Streit um Bananen vom Tisch
Mit einer gütlichen Einigung und einem harmonischen Gruppenbild ist am Genfer Sitz der Welthandelsorganisation (WTO) der gehässige, sich seit zwei Jahrzehnten hinziehende «Bananenkrieg» beendet worden. Die jetzt unterzeichnete Vereinbarung (mutually agreed solution) wurde bereits im Dezember 2009 zu Ende verhandelt. Sie setzt nun auch formell einen Schlussstrich unter nicht weniger als sechs verschiedene bei der WTO eingereichte Fälle zur Streitschlichtung zwischen Produzenten- und Konsumentenländern von Bananen. Den Startschuss hatte 1991 Costa Rica gegeben mit einer ersten Klage. In der Folge klagten in wechselnden Allianzen zehn Länder aus Zentral- und Südamerika gegen die EU. Im Zentrum der Auseinandersetzungen standen gegensätzliche Interessen der von der EU bevorzugt behandelten Bananenlieferanten – meist ehemalige Kolonialgebiete in Afrika, der Karibik und dem Pazifik –, der lateinamerikanischen Exporteure und der USA, wo grosse Bananen-Multis ihren Sitz haben. Die WTO entschied bereits 1997, dass das EU-Importregime für Bananen den Bestimmungen der WTO widersprach. 2000 bejubelten die Drittweltländer den Sieg des lateinamerikanischen David über den europäischen Goliath: Ecuador wurde von der WTO ermächtigt, auf Importe aus der EU Strafzölle zu erheben.

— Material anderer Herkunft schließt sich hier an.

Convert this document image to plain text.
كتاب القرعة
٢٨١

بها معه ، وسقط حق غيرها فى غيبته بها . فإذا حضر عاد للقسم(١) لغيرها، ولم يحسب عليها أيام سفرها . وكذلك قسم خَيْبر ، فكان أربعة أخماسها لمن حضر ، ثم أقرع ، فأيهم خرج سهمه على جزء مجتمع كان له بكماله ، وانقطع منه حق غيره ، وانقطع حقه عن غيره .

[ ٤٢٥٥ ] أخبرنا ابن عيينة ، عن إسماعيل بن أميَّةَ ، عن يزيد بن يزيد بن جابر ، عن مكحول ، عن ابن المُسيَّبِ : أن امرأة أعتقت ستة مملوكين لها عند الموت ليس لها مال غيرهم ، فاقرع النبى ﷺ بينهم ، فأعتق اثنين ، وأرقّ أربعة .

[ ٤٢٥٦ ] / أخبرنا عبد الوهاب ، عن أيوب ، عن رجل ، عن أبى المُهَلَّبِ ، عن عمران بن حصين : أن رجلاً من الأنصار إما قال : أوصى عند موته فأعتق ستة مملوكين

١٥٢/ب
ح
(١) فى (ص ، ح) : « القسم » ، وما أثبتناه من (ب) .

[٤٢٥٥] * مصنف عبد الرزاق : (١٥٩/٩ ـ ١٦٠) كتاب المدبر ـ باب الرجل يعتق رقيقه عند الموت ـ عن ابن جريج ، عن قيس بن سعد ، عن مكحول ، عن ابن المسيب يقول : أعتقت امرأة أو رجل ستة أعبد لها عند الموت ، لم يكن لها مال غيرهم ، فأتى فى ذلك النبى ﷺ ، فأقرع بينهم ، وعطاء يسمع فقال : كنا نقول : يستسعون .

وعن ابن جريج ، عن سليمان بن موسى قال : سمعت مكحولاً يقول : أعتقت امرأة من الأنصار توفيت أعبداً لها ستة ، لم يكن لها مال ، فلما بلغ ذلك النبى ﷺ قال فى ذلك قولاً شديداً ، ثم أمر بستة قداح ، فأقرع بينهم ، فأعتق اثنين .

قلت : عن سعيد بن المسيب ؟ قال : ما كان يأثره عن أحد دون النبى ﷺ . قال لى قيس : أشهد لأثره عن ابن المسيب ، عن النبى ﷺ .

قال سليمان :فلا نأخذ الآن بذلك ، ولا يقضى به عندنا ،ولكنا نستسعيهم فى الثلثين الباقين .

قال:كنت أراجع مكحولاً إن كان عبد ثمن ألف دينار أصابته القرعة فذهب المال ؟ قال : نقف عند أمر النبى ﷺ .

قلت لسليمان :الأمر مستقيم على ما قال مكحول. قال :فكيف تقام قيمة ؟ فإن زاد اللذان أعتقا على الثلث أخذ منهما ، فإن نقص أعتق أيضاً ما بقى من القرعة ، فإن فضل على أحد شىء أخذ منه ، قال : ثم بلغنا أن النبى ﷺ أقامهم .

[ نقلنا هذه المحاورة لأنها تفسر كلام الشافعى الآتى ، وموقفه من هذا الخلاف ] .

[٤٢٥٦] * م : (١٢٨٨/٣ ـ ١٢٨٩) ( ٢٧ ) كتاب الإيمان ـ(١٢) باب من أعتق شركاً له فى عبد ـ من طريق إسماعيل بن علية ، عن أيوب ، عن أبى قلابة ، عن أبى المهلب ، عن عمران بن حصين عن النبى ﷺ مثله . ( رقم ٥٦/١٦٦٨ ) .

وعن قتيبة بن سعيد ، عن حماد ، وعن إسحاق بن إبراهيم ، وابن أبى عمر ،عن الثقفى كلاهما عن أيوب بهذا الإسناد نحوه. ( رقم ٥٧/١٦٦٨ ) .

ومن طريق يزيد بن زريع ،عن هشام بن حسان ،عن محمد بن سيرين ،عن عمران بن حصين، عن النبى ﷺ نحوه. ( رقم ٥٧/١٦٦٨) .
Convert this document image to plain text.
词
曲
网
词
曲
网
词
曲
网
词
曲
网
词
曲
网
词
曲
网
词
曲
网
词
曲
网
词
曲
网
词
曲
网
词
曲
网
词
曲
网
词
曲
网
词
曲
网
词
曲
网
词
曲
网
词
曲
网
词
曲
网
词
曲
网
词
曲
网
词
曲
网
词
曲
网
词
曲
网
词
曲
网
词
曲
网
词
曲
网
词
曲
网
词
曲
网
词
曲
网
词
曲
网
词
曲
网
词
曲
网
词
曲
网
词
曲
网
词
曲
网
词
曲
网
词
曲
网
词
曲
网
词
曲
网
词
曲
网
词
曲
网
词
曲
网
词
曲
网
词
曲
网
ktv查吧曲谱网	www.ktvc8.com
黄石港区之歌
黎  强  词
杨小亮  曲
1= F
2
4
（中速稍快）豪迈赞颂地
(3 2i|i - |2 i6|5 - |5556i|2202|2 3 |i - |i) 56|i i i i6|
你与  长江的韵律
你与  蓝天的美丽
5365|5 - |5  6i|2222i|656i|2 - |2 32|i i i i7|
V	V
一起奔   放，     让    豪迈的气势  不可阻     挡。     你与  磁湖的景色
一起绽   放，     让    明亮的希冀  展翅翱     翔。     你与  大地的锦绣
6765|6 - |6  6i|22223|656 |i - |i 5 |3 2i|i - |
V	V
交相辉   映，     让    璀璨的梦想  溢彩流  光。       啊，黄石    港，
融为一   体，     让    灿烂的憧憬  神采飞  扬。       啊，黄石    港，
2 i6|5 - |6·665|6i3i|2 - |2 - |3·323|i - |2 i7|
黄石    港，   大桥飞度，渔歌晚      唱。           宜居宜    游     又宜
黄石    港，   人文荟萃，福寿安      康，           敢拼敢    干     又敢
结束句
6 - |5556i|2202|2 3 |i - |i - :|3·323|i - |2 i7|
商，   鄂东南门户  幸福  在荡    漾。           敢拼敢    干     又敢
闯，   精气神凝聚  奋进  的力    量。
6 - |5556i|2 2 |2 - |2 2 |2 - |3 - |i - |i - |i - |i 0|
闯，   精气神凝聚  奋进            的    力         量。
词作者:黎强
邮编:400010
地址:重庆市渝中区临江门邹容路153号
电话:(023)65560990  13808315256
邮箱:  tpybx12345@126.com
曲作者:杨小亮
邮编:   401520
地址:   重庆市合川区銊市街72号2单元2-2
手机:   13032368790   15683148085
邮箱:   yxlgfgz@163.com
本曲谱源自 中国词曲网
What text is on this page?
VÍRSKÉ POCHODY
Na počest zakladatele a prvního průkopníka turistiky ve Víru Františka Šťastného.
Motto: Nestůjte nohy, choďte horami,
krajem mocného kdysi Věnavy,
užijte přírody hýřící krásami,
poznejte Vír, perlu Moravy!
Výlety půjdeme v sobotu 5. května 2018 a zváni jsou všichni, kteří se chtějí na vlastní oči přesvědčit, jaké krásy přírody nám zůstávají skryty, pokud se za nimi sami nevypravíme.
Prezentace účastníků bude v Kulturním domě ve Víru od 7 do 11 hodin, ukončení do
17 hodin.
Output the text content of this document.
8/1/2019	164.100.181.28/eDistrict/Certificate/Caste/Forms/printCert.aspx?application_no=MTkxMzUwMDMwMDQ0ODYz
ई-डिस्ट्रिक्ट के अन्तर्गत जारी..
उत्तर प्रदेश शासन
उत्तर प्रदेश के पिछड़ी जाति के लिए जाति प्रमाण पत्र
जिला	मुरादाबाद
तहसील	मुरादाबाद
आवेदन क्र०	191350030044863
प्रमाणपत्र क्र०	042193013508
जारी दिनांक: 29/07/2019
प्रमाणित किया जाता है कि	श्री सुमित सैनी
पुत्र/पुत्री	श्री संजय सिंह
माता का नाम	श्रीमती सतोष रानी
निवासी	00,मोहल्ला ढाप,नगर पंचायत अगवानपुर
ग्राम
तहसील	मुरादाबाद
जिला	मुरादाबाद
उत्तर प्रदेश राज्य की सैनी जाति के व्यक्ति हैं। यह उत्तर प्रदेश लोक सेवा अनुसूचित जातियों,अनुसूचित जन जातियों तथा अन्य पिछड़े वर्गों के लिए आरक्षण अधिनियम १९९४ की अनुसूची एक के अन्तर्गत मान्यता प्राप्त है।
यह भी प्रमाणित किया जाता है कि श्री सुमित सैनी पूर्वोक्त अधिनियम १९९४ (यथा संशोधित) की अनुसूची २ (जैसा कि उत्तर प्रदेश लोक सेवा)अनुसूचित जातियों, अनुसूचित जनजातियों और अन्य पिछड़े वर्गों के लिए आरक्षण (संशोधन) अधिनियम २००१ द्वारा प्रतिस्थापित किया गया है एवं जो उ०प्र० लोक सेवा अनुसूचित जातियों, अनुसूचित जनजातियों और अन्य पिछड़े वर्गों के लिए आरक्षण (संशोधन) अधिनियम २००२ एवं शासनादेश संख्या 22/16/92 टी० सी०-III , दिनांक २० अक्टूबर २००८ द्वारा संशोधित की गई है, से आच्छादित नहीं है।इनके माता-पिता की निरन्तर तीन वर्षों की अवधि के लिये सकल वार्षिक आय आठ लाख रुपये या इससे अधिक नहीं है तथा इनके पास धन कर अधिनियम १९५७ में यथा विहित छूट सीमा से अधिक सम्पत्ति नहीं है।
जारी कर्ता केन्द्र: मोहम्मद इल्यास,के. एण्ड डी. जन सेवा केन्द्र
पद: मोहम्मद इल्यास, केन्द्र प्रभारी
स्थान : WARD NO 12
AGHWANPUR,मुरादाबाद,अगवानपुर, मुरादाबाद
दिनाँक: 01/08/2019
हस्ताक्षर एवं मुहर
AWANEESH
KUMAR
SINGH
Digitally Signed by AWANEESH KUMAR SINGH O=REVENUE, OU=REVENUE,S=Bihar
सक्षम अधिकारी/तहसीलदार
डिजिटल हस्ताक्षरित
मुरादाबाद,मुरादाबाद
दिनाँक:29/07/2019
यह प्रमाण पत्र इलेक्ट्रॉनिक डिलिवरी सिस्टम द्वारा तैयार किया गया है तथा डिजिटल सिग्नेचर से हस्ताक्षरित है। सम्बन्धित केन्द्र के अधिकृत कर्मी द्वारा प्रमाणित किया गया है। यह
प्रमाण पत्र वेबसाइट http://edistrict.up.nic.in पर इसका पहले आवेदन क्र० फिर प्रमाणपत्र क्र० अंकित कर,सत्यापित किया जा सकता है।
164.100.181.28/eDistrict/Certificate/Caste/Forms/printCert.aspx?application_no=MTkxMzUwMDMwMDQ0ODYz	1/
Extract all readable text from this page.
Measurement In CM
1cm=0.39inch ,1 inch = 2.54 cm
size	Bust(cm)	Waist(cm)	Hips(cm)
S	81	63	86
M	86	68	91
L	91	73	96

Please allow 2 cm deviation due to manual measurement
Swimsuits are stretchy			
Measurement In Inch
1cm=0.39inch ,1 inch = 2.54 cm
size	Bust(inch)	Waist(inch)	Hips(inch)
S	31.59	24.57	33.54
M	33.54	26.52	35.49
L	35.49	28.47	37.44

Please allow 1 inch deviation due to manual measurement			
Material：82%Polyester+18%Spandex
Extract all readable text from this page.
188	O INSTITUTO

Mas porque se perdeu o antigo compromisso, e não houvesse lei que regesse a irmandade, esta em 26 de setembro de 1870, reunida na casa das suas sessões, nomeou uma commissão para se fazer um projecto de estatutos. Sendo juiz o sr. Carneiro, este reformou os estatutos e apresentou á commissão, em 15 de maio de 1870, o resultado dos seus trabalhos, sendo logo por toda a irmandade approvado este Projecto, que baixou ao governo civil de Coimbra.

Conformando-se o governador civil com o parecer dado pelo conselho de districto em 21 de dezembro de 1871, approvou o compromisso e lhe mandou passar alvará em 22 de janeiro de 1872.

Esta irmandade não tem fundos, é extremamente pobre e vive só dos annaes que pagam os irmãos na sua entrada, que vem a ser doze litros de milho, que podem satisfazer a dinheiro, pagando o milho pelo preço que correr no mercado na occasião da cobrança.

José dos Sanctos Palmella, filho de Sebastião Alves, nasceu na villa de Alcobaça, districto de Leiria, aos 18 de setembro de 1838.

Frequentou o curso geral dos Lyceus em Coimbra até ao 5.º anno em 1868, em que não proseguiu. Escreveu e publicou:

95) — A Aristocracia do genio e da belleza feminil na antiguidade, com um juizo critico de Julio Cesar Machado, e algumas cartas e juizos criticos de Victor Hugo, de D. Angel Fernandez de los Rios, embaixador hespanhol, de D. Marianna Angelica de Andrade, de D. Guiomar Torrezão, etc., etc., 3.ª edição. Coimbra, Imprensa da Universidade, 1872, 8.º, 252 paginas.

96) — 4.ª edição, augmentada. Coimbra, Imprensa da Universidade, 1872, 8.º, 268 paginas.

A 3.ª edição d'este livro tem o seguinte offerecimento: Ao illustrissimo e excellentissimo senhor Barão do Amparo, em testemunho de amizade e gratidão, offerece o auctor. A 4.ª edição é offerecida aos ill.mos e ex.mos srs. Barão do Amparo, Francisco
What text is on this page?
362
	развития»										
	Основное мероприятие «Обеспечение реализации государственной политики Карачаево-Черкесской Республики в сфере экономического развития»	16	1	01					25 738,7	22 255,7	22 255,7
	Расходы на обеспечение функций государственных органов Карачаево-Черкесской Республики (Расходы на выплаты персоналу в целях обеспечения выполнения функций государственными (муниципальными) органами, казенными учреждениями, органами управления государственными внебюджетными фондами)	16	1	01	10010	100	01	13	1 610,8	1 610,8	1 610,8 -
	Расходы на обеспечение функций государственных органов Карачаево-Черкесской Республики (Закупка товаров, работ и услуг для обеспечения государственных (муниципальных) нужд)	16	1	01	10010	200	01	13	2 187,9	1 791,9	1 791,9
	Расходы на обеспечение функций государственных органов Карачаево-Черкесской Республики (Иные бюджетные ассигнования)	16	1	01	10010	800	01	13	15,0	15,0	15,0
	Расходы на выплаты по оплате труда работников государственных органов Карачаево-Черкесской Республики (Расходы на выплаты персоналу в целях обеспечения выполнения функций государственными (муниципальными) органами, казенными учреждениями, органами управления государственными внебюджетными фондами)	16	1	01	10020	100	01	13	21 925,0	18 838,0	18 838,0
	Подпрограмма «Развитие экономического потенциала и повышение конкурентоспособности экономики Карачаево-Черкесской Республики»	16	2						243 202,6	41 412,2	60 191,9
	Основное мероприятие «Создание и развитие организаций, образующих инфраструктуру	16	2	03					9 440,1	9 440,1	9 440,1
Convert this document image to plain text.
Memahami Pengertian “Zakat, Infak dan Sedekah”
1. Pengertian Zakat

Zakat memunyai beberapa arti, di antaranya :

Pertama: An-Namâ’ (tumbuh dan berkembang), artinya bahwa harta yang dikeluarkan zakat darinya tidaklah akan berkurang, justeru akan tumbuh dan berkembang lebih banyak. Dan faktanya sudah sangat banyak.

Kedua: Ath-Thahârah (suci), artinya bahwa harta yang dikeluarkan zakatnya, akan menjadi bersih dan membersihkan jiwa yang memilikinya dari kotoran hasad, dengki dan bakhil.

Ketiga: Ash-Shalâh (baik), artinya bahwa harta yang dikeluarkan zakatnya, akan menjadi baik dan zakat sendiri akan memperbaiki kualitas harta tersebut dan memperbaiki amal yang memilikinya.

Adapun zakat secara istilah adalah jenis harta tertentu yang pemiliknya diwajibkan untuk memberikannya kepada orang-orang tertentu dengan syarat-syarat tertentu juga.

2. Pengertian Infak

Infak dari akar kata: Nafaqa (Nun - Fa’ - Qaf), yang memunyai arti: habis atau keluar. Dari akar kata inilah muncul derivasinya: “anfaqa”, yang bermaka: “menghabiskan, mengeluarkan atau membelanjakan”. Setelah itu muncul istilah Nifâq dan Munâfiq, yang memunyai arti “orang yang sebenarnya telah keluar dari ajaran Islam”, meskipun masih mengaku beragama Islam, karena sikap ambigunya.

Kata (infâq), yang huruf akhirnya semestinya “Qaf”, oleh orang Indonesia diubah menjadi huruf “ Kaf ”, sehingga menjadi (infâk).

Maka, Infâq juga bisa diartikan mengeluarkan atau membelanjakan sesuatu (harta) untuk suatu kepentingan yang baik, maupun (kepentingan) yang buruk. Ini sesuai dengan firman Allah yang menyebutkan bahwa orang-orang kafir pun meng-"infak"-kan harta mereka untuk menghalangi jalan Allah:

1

Laut der Vereinbarung verpflichtet sich die EU nun, bis Anfang 2017 die maximalen Zolltarife auf Bananen von derzeit 136 je Tonne auf 114 zu senken. Davon profitieren dürften in erster Linie die Konsumenten in der EU, aber auch US-Konzerne wie Chiquita, die aus ihren Plantagen in Lateinamerika mehr Bananen in die EU zu exportieren hoffen. Sollte im Rahmen der Dauha-Runde bis Ende 2013 keine Einigung über Agrarprodukte erzielt werden – was sehr wahrscheinlich ist –, kann die EU die Senkung der Maximalzölle bis zu zwei Jahre aussetzen und somit den tiefsten Satz erst 2019 erreichen. NZZ, 10. November 2012, S. 29.